Lyndon Hood: Holiday Entertainment for MPs
Holiday Entertainment for MPs
Satire by Lyndon Hood
With a few days still to go of the two-week parliamentary recess, I imagine most of us have reached the point where we'll be glad to have the wee mites out from under our feet.
It can be difficult to find safe activities for your elected representatives these days, what with the worry that they might be abducted by special interest groups. But there are still plenty of ways to keep MPs from becoming bored and crotchety and getting in the way of the housework.
During the holidays many fairs are running - hard-to-please parliamentarians can reliably expect a hot dog and a bouncy castle. And perhaps one of those "ring the bell" things where you compete to raise your rating on a pole by bashing something at the bottom. They might like to imagine it's a beneficiary.
As a rainy-day activity, your MP might enjoy making himself a life-sized model of the State out of used moneybags and red tape. Or you could teach lessons about civic responsibility with a pet - buy her some goldfish and insist she takes acceptably good care of, oh, about 92 per cent of them.

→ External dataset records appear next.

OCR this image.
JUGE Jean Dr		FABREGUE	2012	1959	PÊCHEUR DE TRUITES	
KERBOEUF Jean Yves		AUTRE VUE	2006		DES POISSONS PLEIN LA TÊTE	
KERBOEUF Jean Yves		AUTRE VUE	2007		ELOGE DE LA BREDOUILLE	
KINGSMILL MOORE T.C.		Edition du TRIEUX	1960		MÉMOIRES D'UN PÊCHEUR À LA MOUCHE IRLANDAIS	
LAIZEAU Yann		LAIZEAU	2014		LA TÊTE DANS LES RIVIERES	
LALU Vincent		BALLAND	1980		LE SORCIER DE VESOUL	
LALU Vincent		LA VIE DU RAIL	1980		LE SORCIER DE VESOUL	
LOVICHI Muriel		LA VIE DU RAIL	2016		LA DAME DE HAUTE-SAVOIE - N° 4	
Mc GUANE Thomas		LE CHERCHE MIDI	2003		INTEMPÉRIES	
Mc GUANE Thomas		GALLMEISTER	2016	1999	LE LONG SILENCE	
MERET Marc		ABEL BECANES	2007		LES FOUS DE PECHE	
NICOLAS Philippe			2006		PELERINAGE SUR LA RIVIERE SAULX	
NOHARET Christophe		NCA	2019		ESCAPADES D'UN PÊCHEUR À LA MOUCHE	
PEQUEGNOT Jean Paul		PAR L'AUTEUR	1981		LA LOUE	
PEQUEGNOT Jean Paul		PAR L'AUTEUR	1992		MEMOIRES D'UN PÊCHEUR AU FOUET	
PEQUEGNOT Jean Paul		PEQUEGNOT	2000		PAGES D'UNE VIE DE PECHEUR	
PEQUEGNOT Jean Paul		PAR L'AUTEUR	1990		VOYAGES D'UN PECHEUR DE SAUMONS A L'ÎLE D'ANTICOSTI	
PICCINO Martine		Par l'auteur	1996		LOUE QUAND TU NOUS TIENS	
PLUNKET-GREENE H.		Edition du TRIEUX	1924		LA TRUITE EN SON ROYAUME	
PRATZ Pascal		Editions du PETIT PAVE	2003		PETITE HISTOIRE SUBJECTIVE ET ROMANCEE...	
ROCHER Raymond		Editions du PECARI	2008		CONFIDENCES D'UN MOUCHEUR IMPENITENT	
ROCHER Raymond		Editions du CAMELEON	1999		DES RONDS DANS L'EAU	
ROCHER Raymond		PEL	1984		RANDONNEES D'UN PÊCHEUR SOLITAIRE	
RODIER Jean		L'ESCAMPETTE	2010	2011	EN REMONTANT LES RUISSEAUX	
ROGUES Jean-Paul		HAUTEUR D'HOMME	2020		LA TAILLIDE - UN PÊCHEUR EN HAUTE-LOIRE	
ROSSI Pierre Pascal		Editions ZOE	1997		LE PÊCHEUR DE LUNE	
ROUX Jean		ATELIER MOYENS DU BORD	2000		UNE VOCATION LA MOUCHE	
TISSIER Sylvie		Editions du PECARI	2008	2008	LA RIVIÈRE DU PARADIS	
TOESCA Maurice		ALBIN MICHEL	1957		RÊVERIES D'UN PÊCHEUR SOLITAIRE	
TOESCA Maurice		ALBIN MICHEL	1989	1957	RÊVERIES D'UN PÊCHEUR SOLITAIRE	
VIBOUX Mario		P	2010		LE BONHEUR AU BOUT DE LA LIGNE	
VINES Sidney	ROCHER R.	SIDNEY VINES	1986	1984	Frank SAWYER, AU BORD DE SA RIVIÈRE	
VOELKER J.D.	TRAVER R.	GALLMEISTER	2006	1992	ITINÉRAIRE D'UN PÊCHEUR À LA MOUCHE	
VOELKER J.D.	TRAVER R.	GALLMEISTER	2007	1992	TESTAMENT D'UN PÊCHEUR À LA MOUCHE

If all else fails, put two of them in a room and turn the lights out. They'll happily argue about whose fault it is for days.
Even though they might want an expensive Playstation or zero crime, a little imagination and a few leaked documents or a hastily-assembled straw man will keep them occupied just as well, and also help them develop useful empty-rhetoric skills. Don't forget how diverted the larrikins can be by simple games like 'Tag', 'Find-the-Leader' or 'Time For New Blood'.
If all else fails, just keep counting the hours till you drop them back off at the steps of Parliament for the start of a new session. It won't be long before you'll be wishing they could stay back home!